Is it possible to apply these lessons in similar ways to two distinctly different categories of culture: a) forms of art practice (including the histories of those practices) and b) institutions or environments in which we can experience culture and find their histories archived?
Is this about creative practice in schools or is it about the role of cultural organisations as service providers?
I welcome the fact of a review of cultural learning, and in particular I like the fact that it is embracing the MLA & heritage sectors alongside the Arts to consider cultural and creative learning in a broad way. This is essential in the light of the merger of the MLA into ACE, and may be a great opportunity to consider consolidation of infrastructure to serve providers and schools. I think it is possible to consider creative learning and cultural partnerships in synthesis, as long as care is taken not to conflate them. The danger is that the terms of the report will use music as its starting point, and open out to describe ‘the arts’, without addressing the cross-curricular role of the nation’s extraordinary cultural and heritage resources. So, despite welcoming this news, I’m concerned about its scope. It seems not to be a neutral consultancy exercise but an extrapolation of lessons from a synecdoche (music) to the whole (culture), in order to generate a neat statement about the need for cultural knowledge.
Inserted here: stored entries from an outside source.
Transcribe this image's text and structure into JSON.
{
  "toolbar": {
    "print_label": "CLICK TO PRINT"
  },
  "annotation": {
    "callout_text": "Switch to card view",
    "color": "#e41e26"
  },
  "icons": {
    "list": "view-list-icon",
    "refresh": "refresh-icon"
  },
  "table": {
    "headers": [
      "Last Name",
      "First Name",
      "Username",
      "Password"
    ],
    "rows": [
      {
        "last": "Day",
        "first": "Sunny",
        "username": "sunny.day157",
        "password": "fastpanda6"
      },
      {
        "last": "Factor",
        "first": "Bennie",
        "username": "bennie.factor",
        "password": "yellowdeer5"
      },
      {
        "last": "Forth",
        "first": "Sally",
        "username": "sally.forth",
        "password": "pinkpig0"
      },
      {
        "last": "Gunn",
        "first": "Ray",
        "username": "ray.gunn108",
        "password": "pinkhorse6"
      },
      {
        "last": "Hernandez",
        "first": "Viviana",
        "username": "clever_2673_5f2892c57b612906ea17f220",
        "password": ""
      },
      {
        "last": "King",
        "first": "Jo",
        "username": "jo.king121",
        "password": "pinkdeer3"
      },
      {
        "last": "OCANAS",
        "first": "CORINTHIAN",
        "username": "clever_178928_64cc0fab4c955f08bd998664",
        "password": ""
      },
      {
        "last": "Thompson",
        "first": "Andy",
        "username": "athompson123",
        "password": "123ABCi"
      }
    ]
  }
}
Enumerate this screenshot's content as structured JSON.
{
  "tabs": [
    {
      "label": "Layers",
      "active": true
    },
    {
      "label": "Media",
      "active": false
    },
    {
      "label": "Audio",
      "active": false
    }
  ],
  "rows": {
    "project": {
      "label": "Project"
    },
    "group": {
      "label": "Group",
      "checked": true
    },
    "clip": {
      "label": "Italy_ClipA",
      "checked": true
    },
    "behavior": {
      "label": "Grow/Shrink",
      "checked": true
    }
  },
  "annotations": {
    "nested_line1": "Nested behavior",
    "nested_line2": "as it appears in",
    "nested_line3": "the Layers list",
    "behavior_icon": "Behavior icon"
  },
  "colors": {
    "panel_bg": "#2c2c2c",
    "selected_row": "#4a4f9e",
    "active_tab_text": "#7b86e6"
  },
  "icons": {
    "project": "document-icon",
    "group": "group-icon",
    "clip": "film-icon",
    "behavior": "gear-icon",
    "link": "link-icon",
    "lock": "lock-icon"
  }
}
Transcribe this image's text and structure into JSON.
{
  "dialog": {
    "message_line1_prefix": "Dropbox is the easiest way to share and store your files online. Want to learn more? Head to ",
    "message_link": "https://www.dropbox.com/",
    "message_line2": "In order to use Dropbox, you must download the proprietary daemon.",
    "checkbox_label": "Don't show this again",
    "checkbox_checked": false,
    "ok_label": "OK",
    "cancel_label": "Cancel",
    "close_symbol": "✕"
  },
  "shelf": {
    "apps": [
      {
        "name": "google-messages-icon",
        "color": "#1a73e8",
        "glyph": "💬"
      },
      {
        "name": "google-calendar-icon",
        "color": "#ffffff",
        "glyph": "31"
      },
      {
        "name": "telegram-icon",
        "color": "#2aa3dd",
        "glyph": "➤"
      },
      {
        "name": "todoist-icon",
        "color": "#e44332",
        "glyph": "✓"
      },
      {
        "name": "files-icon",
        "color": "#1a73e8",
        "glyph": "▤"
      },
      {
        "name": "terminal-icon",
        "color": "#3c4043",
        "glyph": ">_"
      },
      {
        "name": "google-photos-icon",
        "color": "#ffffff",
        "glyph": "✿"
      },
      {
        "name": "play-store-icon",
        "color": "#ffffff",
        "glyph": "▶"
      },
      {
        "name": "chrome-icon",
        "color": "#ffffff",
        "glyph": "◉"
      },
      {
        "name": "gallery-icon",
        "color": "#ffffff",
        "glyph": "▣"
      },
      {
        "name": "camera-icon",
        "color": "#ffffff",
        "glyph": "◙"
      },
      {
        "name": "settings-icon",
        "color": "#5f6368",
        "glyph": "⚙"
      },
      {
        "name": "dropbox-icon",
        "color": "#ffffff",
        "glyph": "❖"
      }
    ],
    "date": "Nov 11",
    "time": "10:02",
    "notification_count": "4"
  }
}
Moreover, what kind of power will this statement hold if the arts become non-statutory subjects in the new National Curriculum and if the capacity for delivering cultural learning beyond the classroom is diminished by cuts? I think that’s another blogpost.
If I didn’t have family in Croydon I would never want to visit there again. Why? Because of its unremittingly brutal office buildings and its soul destroying shopping centre? No, not that. Because its Conservative Council has seen fit to shut its Clocktower museum, its David Lean Cinema, its cultural halls and galleries and six of its libraries. It will become devoid of public provision of culture, a wasteland.
My family members who live there can’t afford and don’t like to travel into the centre of London. They are interested in art, craft, history, film and music. Actually, they’re not just interested. These activities are their lifeblood. These things make them happy, inspired and inspiring. The teens are bright because their heads and hearts are full of culture. Yes, some of this came from TV and some of it is not what all would recognise as ‘culture’, but much of it came from family visits to museums, libraries and concerts in Croydon.
What will Croydon’s people have now to sustain their learning and wellbeing? Perhaps not much more than office work to earn the money they spend in the ever expanding shops. What kind of community will Croydon be? Perhaps not much more than a collection of houses with a few public meeting places that lack the intergenerational, communal, safe and diverse qualities of cultural centres.
Croydon is not just a tiny suburb smidged on the edge of London. It covers a vast area and is London’s largest borough with a population of nearly 350,000. The nearest cultural provision elsewhere is very thinly spread, with small museums and arts centres in some rural towns in Surrey. The outer suburbs of South London are extremely lacking in visitor destinations and major venues.
What makes this cut so frustrating is that it saves only £1.5 million a year, when the Council is spending £450 million on new offices for itself. They may also have to repay almost £1 million to the HLF who funded the refurbishment of the Clocktower. There will also be losses, much more difficult to quantify but still very real, in the provision of effective educational and social services which make use of all these cultural assets. The public were consulted on this cut, the public said they wanted to keep their cultural services, but the Council have decided not to respect their wishes.